Géopolitique de l’Intelligence

Bernard De Backer • le 8 février 2018

Les avancées spectaculaires de l’Intelligence Artificielle (IA), exponentiellement accrues par les progrès technologiques et alimentées par les données collectées sur les réseaux, suscitent de nombreuses interrogations et débats. Ces derniers portent notamment sur les limites politiques à l’intérieur desquelles l’IA devrait être contenue – ainsi que sur ses rapports avec l’Intelligence Humaine. Le transhumanisme est l’une des figures de ces débats, dans la mesure où la survie de l’espèce humaine face aux « monstres de silicium » nécessiterait – selon les transhumanistes – d’augmenter les capacités humaines de manière vertigineuse. La « guerre des intelligences » ne semble déjà plus un risque, mais bien une réalité largement opérante.

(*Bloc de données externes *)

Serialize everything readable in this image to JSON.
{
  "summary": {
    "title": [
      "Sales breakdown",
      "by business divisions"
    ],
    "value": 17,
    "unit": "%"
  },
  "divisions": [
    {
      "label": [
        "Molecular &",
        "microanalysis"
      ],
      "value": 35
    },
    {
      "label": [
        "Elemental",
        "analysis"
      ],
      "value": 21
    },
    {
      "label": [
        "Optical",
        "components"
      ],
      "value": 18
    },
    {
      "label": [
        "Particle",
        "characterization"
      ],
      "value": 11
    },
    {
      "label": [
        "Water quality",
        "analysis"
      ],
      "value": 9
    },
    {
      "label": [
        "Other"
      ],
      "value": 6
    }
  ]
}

Dans ce contexte, la dimension géopolitique paraît assez largement négligée, les prévisionnistes et les prophètes en tous genre ayant souvent une vue technocratique ou économiciste de la question. La « matière grise » apparaissant comme l’une des ressources stratégiques du futur, sa maîtrise requalifie-t-elle les rapports entre entités géopolitiques ? Car si la mondialisation entraîne les parties du monde vers un destin partagé, c’est à partir d’histoires très différentes.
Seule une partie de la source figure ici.